ECU manufacturers like Continental do accelerated climate chamber testing. The PCB has to work from -40°C to +80°C, Alaska to Dubai so to speak.

That and vibration resistance are the main reasons why common over the shelf components can't "just be used in the car".

frxx · on June 9, 2022

Usually, car parts have an expected life time of 15 years. Testing is done as you mentioned above, and after the product is in the field, some things will be fixed still. Also, experiences from previous products are taken into consideration.

nsteel · on June 9, 2022

> and 6% were retested and did not fail the second time

Really hate this but not surprised to see it. At work we've strived to stop our vendors doing this but they simply don't get it. If they find a marginal part during their n seconds of low-stress testing, we are going to see that same failure within a few minutes of turning the full product on. We don't want those parts! Happily pay to not have those parts, the re-work cost of a fully assembled board is huge.

ak217 · on June 9, 2022

It's great that they're focusing on eliminating physical defects and it makes sense that an EE industry publication would focus on that topic, but I think improving the firmware engineering process (better testing, stricter software architecture standards, better fuzzing and simulation) is probably a higher priority in most automotive applications right now.

imglorp · on June 9, 2022

Yes and formal verification; it's been around since the 90's. And now we even have high level tools like TLA+ available to reason about distributed system requirements.

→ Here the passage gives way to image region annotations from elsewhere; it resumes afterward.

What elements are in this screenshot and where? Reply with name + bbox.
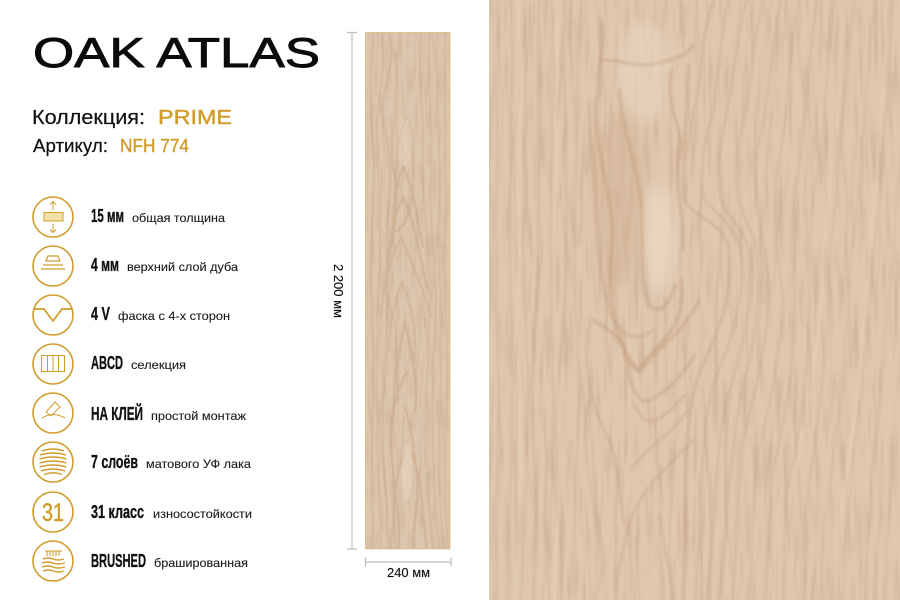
collection line <box>32 107 232 129</box>
article line: Артикул: <box>33 136 108 156</box>
collection line: Коллекция: <box>32 107 145 129</box>
label: 15 mm: 15 мм <box>91 206 124 226</box>
spec: bevel <box>33 295 230 335</box>
label: 4 V: 4 V <box>91 304 110 324</box>
description: total thickness: общая толщина <box>132 211 225 225</box>
label: ABCD: ABCD <box>91 353 123 373</box>
icon: glue spatula <box>33 393 73 433</box>
icon: thickness arrows <box>33 197 73 237</box>
description: simple install: простой монтаж <box>151 409 246 423</box>
label: class 31: 31 класс <box>91 502 144 522</box>
icon: lacquer layers <box>33 442 73 482</box>
icon: V bevel <box>33 295 73 335</box>
article line <box>33 136 189 156</box>
oak texture close-up <box>489 0 900 600</box>
description: selection: селекция <box>131 358 186 372</box>
spec: glue <box>33 393 246 433</box>
description: matte UV lacquer: матового УФ лака <box>146 457 251 471</box>
spec: grade <box>33 344 186 384</box>
spec: wear class <box>33 492 252 532</box>
title: OAK ATLAS <box>33 29 320 76</box>
height dimension <box>331 32 357 549</box>
plank <box>365 32 450 549</box>
label: 4 mm: 4 мм <box>91 255 119 275</box>
article line: NFH 774 <box>120 136 189 156</box>
icon: class 31: 31 <box>42 499 64 527</box>
icon: top oak layer <box>33 246 73 286</box>
icon: class 31 <box>33 492 73 532</box>
description: wear resistance: износостойкости <box>153 507 252 521</box>
description: four-side bevel: фаска с 4-х сторон <box>118 309 230 323</box>
spec: lacquer <box>33 442 251 482</box>
label: 7 layers: 7 слоёв <box>91 452 138 472</box>
description: top oak layer: верхний слой дуба <box>127 260 238 274</box>
height dimension: 2 200 мм <box>331 264 345 318</box>
spec: thickness <box>33 197 225 237</box>
icon: brushed surface <box>33 541 73 581</box>
cathedral centre <box>596 20 682 372</box>
left straight grain <box>496 0 498 600</box>
soft tonal patches <box>598 116 640 284</box>
spec list <box>33 197 252 581</box>
width dimension <box>366 558 451 580</box>
description: brushed in Russian: брашированная <box>154 556 248 570</box>
icon: planks selection <box>33 344 73 384</box>
collection line: PRIME <box>158 107 232 129</box>
spec: brushed <box>33 541 248 581</box>
label: brushed: BRUSHED <box>91 551 146 571</box>
right sweeping grain <box>683 0 730 600</box>
width dimension: 240 мм <box>387 566 430 580</box>
spec: oak layer <box>33 246 238 286</box>
label: glue down: НА КЛЕЙ <box>91 403 143 424</box>
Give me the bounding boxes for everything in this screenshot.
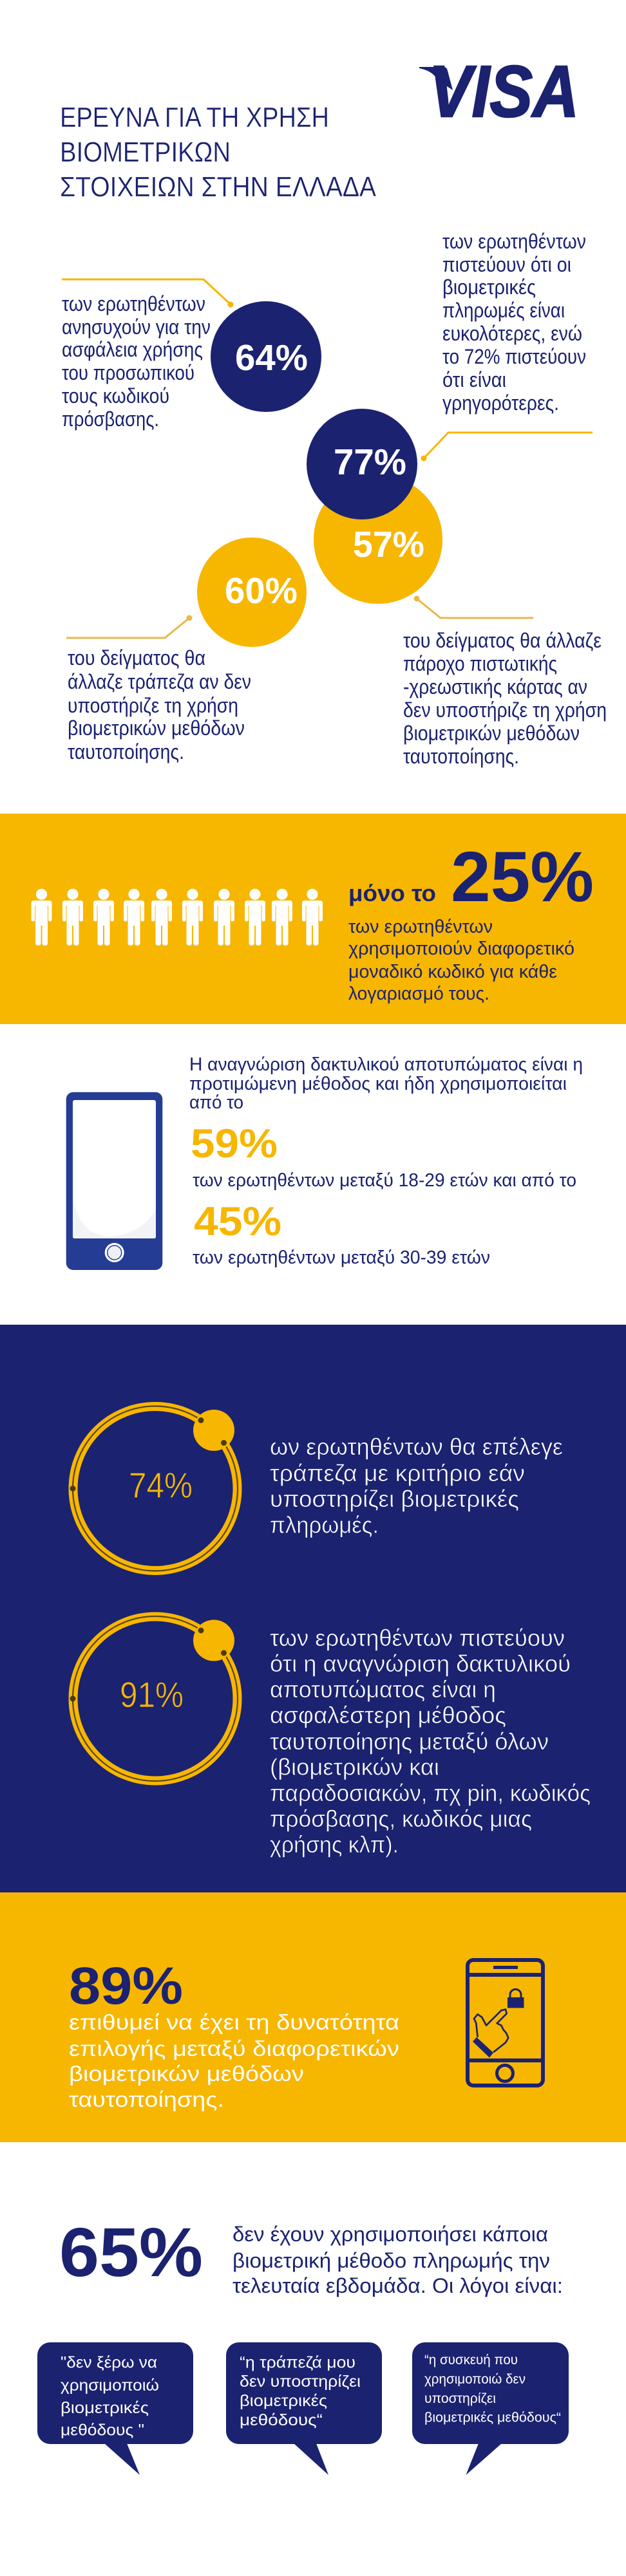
stat: 59%: 59% <box>191 1121 278 1166</box>
panel: navy statistics <box>0 1325 626 1892</box>
text: 91% description: αποτυπώματος είναι η <box>270 1676 496 1703</box>
circle: 64% <box>211 301 321 412</box>
speech bubble: do not know how: μεθόδους " <box>61 2422 144 2440</box>
speech bubble: device does not support: χρησιμοποιώ δεν <box>424 2372 526 2387</box>
circle: 57%: 57% <box>353 524 424 565</box>
text: 64% description: του προσωπικού <box>62 361 194 384</box>
text: 77% description: πιστεύουν ότι οι <box>442 253 571 276</box>
text: 65% description: βιομετρική μέθοδο πληρωμής την <box>232 2249 550 2272</box>
text: 64% description: τους κωδικού <box>62 384 169 407</box>
text: 89% description: ταυτοποίησης. <box>69 2087 224 2111</box>
text: 25% description <box>348 917 574 1004</box>
text: 25% description: χρησιμοποιούν διαφορετικό <box>348 938 574 959</box>
text: 74% description: πληρωμές. <box>270 1511 379 1538</box>
text: 77% description: βιομετρικές <box>442 275 536 299</box>
circle: 77% <box>307 409 417 519</box>
speech bubble: device does not support: υποστηρίζει <box>424 2391 496 2406</box>
text: 65% description: δεν έχουν χρησιμοποιήσει κάποια <box>232 2223 548 2246</box>
text: 64% description <box>62 292 211 431</box>
text: 91% description: παραδοσιακών, πχ pin, κωδικός <box>270 1780 591 1806</box>
text: 57% description: ταυτοποίησης. <box>403 745 519 768</box>
text: 91% description: (βιομετρικών και <box>270 1753 439 1780</box>
text: 65% description <box>232 2223 563 2297</box>
text: 64% description: των ερωτηθέντων <box>62 292 205 315</box>
text: 60% description <box>68 646 251 763</box>
text: 77% description: των ερωτηθέντων <box>442 230 586 253</box>
text: 60% description: βιομετρικών μεθόδων <box>68 716 245 740</box>
speech bubble: device does not support <box>412 2342 569 2475</box>
chart: ring 74% <box>70 1406 238 1571</box>
text: 57% description: δεν υποστήριζε τη χρήση <box>403 698 607 722</box>
text: 60% description: ταυτοποίησης. <box>68 740 184 763</box>
speech bubble: do not know how: χρησιμοποιώ <box>61 2376 159 2394</box>
icon: smartphone <box>66 1092 162 1270</box>
text: 89% description: βιομετρικών μεθόδων <box>69 2062 304 2086</box>
text: 77% description: πληρωμές είναι <box>442 299 565 322</box>
text: 89% description: επιλογής μεταξύ διαφορετικών <box>69 2037 399 2060</box>
text: 77% description: ότι είναι <box>442 368 506 391</box>
callout line: 57% <box>413 596 533 618</box>
text: fingerprint intro: από το <box>189 1092 243 1113</box>
callout line: 77% <box>421 433 593 461</box>
text: 77% description: το 72% πιστεύουν <box>442 345 586 368</box>
circle: 64%: 64% <box>235 337 308 378</box>
panel: 89% choice of methods <box>0 1892 626 2142</box>
text: 64% description: ανησυχούν για την <box>62 315 211 339</box>
text: 57% description: πάροχο πιστωτικής <box>403 652 557 675</box>
text: 65% description: τελευταία εβδομάδα. Οι λόγοι είναι: <box>232 2274 563 2297</box>
panel: fingerprint preference <box>66 1054 583 1270</box>
speech bubble: device does not support: “η συσκευή που <box>424 2353 518 2367</box>
text: fingerprint intro: Η αναγνώριση δακτυλικού αποτυπώματος είναι η <box>189 1054 583 1075</box>
callout line: 60% <box>66 615 192 638</box>
text: 57% description: -χρεωστικής κάρτας αν <box>403 675 587 698</box>
heading: only 25%: 25% <box>451 837 594 917</box>
text: 77% description <box>442 230 586 415</box>
text: 74% description: υποστηρίζει βιομετρικές <box>270 1486 519 1512</box>
speech bubble: bank does not support: “η τράπεζά μου <box>240 2353 356 2371</box>
text: 25% description: μοναδικό κωδικό για κάθε <box>348 962 557 982</box>
speech bubble: bank does not support: δεν υποστηρίζει <box>240 2373 361 2391</box>
text: 64% description: πρόσβασης. <box>62 407 159 431</box>
text: 74% description <box>270 1433 563 1538</box>
chart: ring 91% <box>70 1616 238 1781</box>
stat: 89%: 89% <box>69 1957 183 2015</box>
speech bubble: bank does not support <box>226 2342 382 2475</box>
text: 74% description: ων ερωτηθέντων θα επέλεγε <box>270 1433 563 1460</box>
speech bubble: bank does not support: βιομετρικές <box>240 2392 327 2410</box>
text: fingerprint intro <box>189 1054 583 1113</box>
logo: VISA: VISA <box>429 51 579 132</box>
text: fingerprint intro: προτιμώμενη μέθοδος και ήδη χρησιμοποιείται <box>189 1074 567 1094</box>
text: 91% description: ασφαλέστερη μέθοδος <box>270 1702 506 1728</box>
text: 77% description: γρηγορότερες. <box>442 391 559 415</box>
circle: 57% <box>314 475 442 604</box>
stat: 45%: 45% <box>194 1199 281 1244</box>
stat: 59% <box>191 1121 576 1191</box>
speech bubble: do not know how <box>37 2342 193 2475</box>
panel: key statistics circles <box>62 230 607 768</box>
speech bubble: do not know how: βιομετρικές <box>61 2399 149 2417</box>
panel: 65% no biometric payment <box>37 2213 569 2475</box>
text: 91% description: των ερωτηθέντων πιστεύουν <box>270 1625 565 1651</box>
title: ΒΙΟΜΕΤΡΙΚΩΝ <box>60 137 231 168</box>
chart: ring 74%: 74% <box>129 1465 193 1505</box>
stat: 65%: 65% <box>59 2213 203 2291</box>
text: 25% description: λογαριασμό τους. <box>348 984 489 1004</box>
circle: 60%: 60% <box>225 570 298 611</box>
icon: row of ten people <box>31 889 323 946</box>
text: 25% description: των ερωτηθέντων <box>348 917 493 937</box>
text: 60% description: του δείγματος θα <box>68 646 205 669</box>
text: 91% description: ταυτοποίησης μεταξύ όλων <box>270 1728 549 1755</box>
text: 74% description: τράπεζα με κριτήριο εάν <box>270 1460 525 1486</box>
heading: only 25% <box>348 837 594 917</box>
speech bubble: do not know how: "δεν ξέρω να <box>61 2353 157 2371</box>
text: 57% description: βιομετρικών μεθόδων <box>403 722 580 745</box>
text: 77% description: ευκολότερες, ενώ <box>442 322 582 345</box>
text: 57% description: του δείγματος θα άλλαζε <box>403 629 602 652</box>
text: 91% description: ότι η αναγνώριση δακτυλικού <box>270 1650 571 1677</box>
panel: 25% unique passwords <box>0 814 626 1024</box>
title: ΣΤΟΙΧΕΙΩΝ ΣΤΗΝ ΕΛΛΑΔΑ <box>60 172 376 203</box>
text: 89% description: επιθυμεί να έχει τη δυνατότητα <box>69 2010 399 2034</box>
text: 89% description <box>69 2010 399 2111</box>
title: ΕΡΕΥΝΑ ΓΙΑ ΤΗ ΧΡΗΣΗ <box>60 102 329 133</box>
title <box>60 102 376 203</box>
heading: only 25%: μόνο το <box>348 880 436 906</box>
text: 91% description: χρήσης κλπ). <box>270 1831 399 1858</box>
icon: phone with hand and lock <box>468 1960 543 2086</box>
stat: 59%: των ερωτηθέντων μεταξύ 18-29 ετών και από το <box>193 1170 576 1191</box>
circle: 77%: 77% <box>334 442 406 483</box>
text: 64% description: ασφάλεια χρήσης <box>62 338 203 361</box>
text: 91% description <box>270 1625 591 1858</box>
speech bubble: bank does not support: μεθόδους“ <box>240 2411 323 2429</box>
speech bubble: device does not support: βιομετρικές μεθόδους“ <box>424 2410 561 2425</box>
text: 60% description: άλλαζε τράπεζα αν δεν <box>68 670 251 693</box>
callout line: 64% <box>62 279 233 308</box>
circle: 60% <box>197 537 307 647</box>
text: 60% description: υποστήριζε τη χρήση <box>68 694 238 717</box>
text: 57% description <box>403 629 607 768</box>
stat: 45%: των ερωτηθέντων μεταξύ 30-39 ετών <box>193 1247 490 1268</box>
chart: ring 91%: 91% <box>120 1674 184 1715</box>
text: 91% description: πρόσβασης, κωδικός μιας <box>270 1806 532 1832</box>
stat: 45% <box>193 1199 490 1268</box>
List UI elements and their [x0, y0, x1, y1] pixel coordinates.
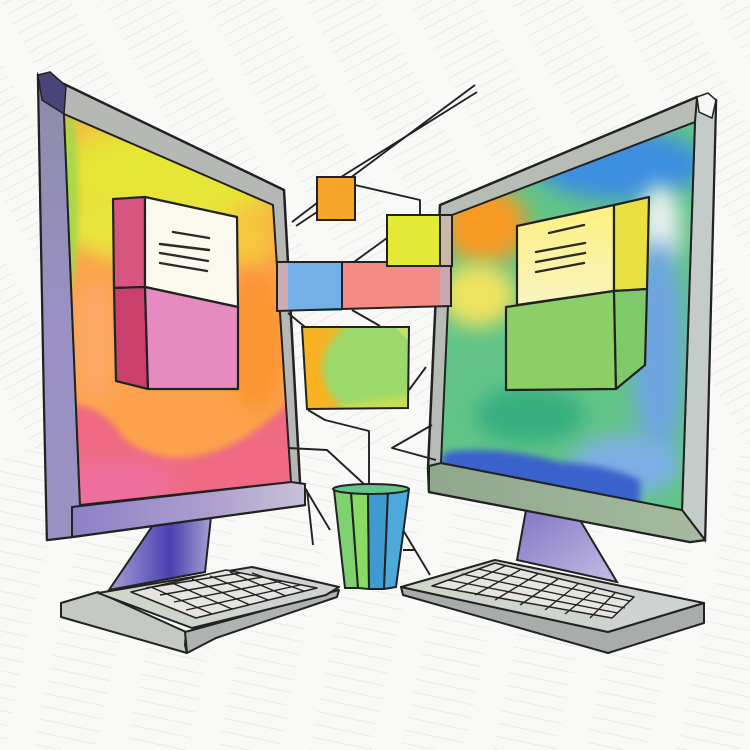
yellow square [387, 215, 452, 266]
right page text lines [536, 225, 585, 272]
blue bar segment [288, 262, 342, 311]
right stand [517, 510, 617, 582]
left keyboard top plate [98, 567, 339, 628]
bar outline [277, 262, 451, 311]
right bottom bezel [429, 463, 705, 542]
right panel white page [517, 205, 614, 305]
left keys [131, 570, 317, 618]
right panel yellow side [614, 197, 649, 291]
right document panel [506, 197, 649, 390]
left purple side bezel [38, 75, 80, 540]
left page text lines [160, 232, 209, 271]
right corner cap [697, 93, 716, 118]
left panel white page [145, 197, 238, 307]
right monitor [428, 93, 716, 582]
left panel lower side [114, 287, 148, 389]
left monitor [38, 72, 305, 590]
right panel green side [614, 289, 647, 389]
left corner cap [38, 72, 66, 114]
left panel pink side [113, 197, 145, 288]
bar left end [277, 262, 288, 311]
horizontal bar [277, 262, 451, 311]
left screen [65, 116, 290, 504]
left keyboard base [61, 592, 187, 653]
left panel pink block [145, 287, 238, 389]
left monitor frame [38, 75, 305, 540]
left document panel [113, 197, 238, 389]
right keyboard top [401, 560, 704, 632]
right keyboard front [401, 587, 704, 653]
cup [333, 484, 409, 589]
right keyboard [401, 560, 704, 653]
bar right end [440, 266, 451, 307]
left screen outline [64, 114, 291, 505]
right screen outline [441, 122, 695, 510]
right monitor frame [428, 97, 716, 542]
left bottom bezel [72, 482, 305, 537]
multicolor card [300, 325, 412, 412]
pink bar segment [342, 262, 440, 309]
right keys [432, 563, 634, 618]
left stand [109, 517, 211, 590]
orange square [317, 177, 355, 220]
left keyboard [61, 567, 339, 653]
right panel green front [506, 291, 616, 390]
connector lines [288, 85, 477, 575]
right screen [442, 124, 694, 509]
right side bezel [682, 97, 716, 540]
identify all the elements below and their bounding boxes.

And while we're at it, the full force of standard software engineering principles for automotive firmware. Remember what they found when they examined the Toyota code. https://www.edn.com/toyotas-killer-firmware-bad-design-and-i...

londons_explore · on June 9, 2022

I'd like to see more research into electrical self-testing.

For example, wire bonds on an IC can be tested by injecting 100 GHz+ signals through the bond and looking at reflections.

Every IC could be designed to do that on every pin (IO and power), which would test everything external to the IC, and some internal IC components like pin drive MOSFETs.

The resulting data can be checked for similarity to 'master' data of known-good units, or even simulations.

This could happen once in the factory, or even potentially on every power up when the device is in the field.

metaphor · on June 9, 2022

Are you alluding to e.g. IEEE 1149.6[1] and IEEE 1687[2], or something different?

[1] https://standards.ieee.org/ieee/1149.6/4706/

[2] https://standards.ieee.org/ieee/1687/3931/

mike50 · on June 10, 2022

Copy paste of mil/areo with a dash of space. I can't wait for my car to be 20 years out of date and cost 500,000USD.